The Graduate Student Senate approved a new constitution and an increase in the fee that supports the GSS at its Oct. 18 meeting. Both measures will be passed on to the university’s Board of Trustees, whose approval is necessary. The new constitution would take effect if and when the board approves it; the tax increase would take effect next school year.

To see the preliminary minutes from this meeting, click here.

GSS leadership—President Hongmei Sun, Vice President Garth Schwellenbach and Treasurer Robin Anderson—worked over the summer and earlier this fall with the help of the UMass legal services office to develop a revised constitution that will hopefully receive Board of Trustees approval.

Major changes include limiting senator representation to only academic departments (previously some housing units were eligible for senate representation), allowing for an additional senator for departments of more than 100 students (previously it was 50) and a provision stating that all degree-seeking graduate students will pay the senate tax, with those on curriculum fee paying the whole tax and those on program fee paying only 50 percent of the tax.

The new constitution was approved by a vote of 25 for, 3 against and 2 abstaining.

An increase to the senate tax was also approved by a vote of 17 for, 2 against and 1 abstaining.

Much of the discussion on both items revolved around the need for more revenue and making sure the money is being spent appropriately. The senators from sociology and English both questioned the necessity of printing a paper edition of the Voice newspaper, which costs approximately $3,000 per year. Sun said that a survey done last year indicated that about half the respondents preferred having a hard copy of the Voice in addition to its web presence. (As the editor of the Voice, I feel it would be helpful to have a paper edition for at least this year to help publicize the presence of the web edition and direct people to look there for news about grad student life here at UMass. I agree that once the Voice website is better known, a paper issue will be somewhat redundant.)

Questions were also raised about the need for food at senate meetings. Anderson answered that food was both an enticement and a thank you to folks for taking the time to be involved in the senate.
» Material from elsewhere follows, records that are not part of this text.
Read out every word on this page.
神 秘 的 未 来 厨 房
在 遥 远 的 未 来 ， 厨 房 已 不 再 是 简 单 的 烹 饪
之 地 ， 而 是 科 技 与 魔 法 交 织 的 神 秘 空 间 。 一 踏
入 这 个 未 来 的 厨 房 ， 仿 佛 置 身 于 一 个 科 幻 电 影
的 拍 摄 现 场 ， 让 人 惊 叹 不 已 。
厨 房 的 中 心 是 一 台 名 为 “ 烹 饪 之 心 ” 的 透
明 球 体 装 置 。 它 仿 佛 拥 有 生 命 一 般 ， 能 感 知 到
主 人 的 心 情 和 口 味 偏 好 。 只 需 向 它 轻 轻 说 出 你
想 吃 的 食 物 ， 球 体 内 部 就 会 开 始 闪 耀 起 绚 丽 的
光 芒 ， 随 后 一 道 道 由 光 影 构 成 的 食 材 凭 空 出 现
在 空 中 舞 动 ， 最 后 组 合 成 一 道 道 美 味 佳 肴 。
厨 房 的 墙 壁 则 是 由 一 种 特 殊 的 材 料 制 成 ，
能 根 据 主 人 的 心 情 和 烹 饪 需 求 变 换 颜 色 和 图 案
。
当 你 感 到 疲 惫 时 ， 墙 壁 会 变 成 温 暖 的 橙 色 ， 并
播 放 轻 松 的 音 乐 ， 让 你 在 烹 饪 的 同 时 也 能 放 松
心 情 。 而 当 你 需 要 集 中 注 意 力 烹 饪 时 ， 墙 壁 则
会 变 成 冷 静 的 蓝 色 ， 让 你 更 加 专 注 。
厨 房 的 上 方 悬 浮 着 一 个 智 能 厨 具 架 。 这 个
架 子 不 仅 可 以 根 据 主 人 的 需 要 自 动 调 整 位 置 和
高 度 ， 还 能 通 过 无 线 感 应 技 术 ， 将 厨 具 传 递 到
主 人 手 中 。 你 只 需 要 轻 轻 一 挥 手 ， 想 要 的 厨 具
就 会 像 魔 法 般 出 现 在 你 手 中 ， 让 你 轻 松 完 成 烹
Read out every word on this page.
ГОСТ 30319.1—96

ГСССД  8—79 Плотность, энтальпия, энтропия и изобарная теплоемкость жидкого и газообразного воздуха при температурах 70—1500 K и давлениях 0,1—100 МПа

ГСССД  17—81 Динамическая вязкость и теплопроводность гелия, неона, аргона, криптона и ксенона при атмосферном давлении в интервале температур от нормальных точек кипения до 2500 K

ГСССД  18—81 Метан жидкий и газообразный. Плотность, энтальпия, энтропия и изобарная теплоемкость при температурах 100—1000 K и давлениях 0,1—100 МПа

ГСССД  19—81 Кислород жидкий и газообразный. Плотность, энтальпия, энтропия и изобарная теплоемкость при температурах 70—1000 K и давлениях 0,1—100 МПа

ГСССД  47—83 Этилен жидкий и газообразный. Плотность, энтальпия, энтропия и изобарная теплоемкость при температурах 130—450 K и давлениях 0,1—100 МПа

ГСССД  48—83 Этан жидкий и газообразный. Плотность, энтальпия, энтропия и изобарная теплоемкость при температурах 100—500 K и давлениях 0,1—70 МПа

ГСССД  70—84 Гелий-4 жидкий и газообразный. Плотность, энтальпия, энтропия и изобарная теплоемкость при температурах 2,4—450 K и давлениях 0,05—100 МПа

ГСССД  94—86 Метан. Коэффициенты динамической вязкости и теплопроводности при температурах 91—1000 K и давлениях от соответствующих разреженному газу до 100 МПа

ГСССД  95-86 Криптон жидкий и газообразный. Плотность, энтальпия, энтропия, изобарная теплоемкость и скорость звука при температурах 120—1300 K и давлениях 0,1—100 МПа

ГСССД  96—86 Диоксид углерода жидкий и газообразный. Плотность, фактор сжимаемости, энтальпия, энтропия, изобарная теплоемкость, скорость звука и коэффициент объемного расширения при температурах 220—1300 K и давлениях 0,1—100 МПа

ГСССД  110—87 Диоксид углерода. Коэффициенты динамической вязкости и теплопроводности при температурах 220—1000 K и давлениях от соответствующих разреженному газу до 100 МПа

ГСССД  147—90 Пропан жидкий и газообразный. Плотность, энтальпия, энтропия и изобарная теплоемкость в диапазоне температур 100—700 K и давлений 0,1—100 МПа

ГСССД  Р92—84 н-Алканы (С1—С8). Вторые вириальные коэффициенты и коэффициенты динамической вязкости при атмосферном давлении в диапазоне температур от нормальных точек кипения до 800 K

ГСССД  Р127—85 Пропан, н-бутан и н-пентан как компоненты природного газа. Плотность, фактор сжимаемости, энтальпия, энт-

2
Another question was exactly what the two paid summer positions at GSS were needed for and if there was some redundancy with GEO summer employment. Sun and Anderson noted that important things often happen that have an effect on grad students over the summer, citing the recent health care changes as an example) and it was also helpful to have that time to prepare for the upcoming school year. This past summer, for example, Sun and Anderson worked on revising the constitution as well as preparing for fall orientations.

In other business, the senate approved an ad hoc funding request from the UMass Free Culture group of $250 for its upcoming conference.